Kapitel 44

46 2 0
                                    

„Also, was genau hast du mit mir vor?", fragte ich misstrauisch, während Amber meine Haare hochsteckte und unter einem Sonnenhut verbarg.

„Ich erzähle es dir gleich", versprach sie. „Ich bin ja auch fast fertig."

Sie hatte mir ein einfaches Kleid gegeben, womit ich zwar eindeutig zur gehobenen Gesellschaft gehörte, aber bei weitem nicht mehr als Verlobte des Königs, oder als höherrangige Prinzessin. Außerdem hatte sie mein Make-Up verändert. Während sie normalerweise auf dezentes Schminken setzte, hatte sie sich diesmal nicht zurückgehalten, sodass ich mich zum Schluss kaum noch selbst erkannte.
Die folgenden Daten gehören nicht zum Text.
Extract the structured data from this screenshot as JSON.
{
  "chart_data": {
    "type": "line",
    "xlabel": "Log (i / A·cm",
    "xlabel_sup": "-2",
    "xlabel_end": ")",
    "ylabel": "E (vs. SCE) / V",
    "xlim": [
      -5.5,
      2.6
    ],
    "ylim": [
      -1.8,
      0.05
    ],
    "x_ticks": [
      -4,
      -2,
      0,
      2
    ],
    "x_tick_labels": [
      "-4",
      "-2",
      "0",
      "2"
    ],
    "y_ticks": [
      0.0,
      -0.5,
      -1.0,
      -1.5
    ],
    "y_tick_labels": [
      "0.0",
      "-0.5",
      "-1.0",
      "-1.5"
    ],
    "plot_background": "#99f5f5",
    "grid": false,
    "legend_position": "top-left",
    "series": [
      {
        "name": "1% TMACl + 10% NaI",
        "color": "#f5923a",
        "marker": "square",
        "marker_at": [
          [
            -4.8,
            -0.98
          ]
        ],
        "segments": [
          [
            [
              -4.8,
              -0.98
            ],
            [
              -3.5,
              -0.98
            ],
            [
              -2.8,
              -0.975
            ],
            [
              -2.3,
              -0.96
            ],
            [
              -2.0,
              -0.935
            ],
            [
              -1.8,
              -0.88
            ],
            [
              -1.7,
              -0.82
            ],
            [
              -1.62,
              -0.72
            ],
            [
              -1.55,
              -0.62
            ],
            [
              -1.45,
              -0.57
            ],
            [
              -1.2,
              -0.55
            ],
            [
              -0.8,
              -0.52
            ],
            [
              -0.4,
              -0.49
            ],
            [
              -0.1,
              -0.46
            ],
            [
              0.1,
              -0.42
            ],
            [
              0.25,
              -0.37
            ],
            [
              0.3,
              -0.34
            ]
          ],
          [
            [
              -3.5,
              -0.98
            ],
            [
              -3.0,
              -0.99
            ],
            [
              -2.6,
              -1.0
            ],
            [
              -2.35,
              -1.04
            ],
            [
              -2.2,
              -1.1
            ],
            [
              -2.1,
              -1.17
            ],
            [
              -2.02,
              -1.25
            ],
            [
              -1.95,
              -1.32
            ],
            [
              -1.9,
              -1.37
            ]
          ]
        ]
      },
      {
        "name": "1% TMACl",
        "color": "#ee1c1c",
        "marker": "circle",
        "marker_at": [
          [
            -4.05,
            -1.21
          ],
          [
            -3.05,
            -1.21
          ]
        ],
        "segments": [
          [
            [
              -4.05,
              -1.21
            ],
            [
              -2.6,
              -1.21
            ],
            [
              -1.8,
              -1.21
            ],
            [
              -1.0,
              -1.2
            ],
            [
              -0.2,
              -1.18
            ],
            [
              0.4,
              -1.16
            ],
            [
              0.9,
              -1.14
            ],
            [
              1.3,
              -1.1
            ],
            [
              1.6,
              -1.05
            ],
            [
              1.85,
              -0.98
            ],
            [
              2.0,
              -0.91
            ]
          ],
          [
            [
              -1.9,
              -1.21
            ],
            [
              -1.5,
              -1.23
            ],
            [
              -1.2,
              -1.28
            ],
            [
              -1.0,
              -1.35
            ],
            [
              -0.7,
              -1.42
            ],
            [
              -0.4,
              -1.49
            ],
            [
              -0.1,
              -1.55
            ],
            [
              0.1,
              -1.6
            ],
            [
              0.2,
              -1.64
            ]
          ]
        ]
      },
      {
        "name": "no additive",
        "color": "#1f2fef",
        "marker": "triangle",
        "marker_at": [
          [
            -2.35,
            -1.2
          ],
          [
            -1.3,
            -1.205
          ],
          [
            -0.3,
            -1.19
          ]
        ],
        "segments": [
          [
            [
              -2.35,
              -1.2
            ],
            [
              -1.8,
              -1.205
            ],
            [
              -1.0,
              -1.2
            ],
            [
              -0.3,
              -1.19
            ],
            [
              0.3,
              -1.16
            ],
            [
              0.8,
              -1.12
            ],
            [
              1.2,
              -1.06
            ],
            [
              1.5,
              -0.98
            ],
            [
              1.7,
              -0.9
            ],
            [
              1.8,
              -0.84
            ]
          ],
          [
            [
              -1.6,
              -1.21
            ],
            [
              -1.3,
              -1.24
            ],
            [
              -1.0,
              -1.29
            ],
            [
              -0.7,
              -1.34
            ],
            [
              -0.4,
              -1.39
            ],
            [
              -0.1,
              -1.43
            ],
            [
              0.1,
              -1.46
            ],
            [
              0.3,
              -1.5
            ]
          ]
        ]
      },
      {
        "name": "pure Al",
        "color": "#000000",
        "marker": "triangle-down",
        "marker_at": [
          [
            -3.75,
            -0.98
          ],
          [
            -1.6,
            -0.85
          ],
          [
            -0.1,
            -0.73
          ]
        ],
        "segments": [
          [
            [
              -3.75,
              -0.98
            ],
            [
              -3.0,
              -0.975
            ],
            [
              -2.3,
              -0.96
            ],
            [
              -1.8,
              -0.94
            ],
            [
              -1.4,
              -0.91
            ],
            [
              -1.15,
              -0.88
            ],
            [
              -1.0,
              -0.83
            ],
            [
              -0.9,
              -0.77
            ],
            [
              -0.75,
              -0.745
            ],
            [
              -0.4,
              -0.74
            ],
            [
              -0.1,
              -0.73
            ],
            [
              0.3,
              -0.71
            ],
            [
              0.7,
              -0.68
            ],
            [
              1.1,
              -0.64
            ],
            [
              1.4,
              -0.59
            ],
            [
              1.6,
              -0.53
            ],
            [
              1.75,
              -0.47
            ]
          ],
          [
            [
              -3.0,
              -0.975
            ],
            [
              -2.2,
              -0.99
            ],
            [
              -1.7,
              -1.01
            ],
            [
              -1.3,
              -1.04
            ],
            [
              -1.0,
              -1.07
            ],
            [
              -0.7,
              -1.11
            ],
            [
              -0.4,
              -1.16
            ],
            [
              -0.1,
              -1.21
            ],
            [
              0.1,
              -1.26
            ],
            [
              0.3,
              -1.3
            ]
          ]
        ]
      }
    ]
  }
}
„Hast du vor, mich irgendwo reinzuschmuggeln?", bohrte ich weiter nach.

„Das wirst du schon noch erfahren."

„Ach bitte. Ich hasse Überraschungen", jammerte ich.

Sie kicherte. „Sei nicht so ungeduldig. Du bist ja schlimmer als ein Kleinkind. Also los, du bist so weit."

Augenblicklich stand ich auf und folgte ihr. Sie führte mich durch mehrere wenig benutzte Gänge, bis wir durch einen kleinen Ausgang über den Schlossgarten das Schlossgelände verließen.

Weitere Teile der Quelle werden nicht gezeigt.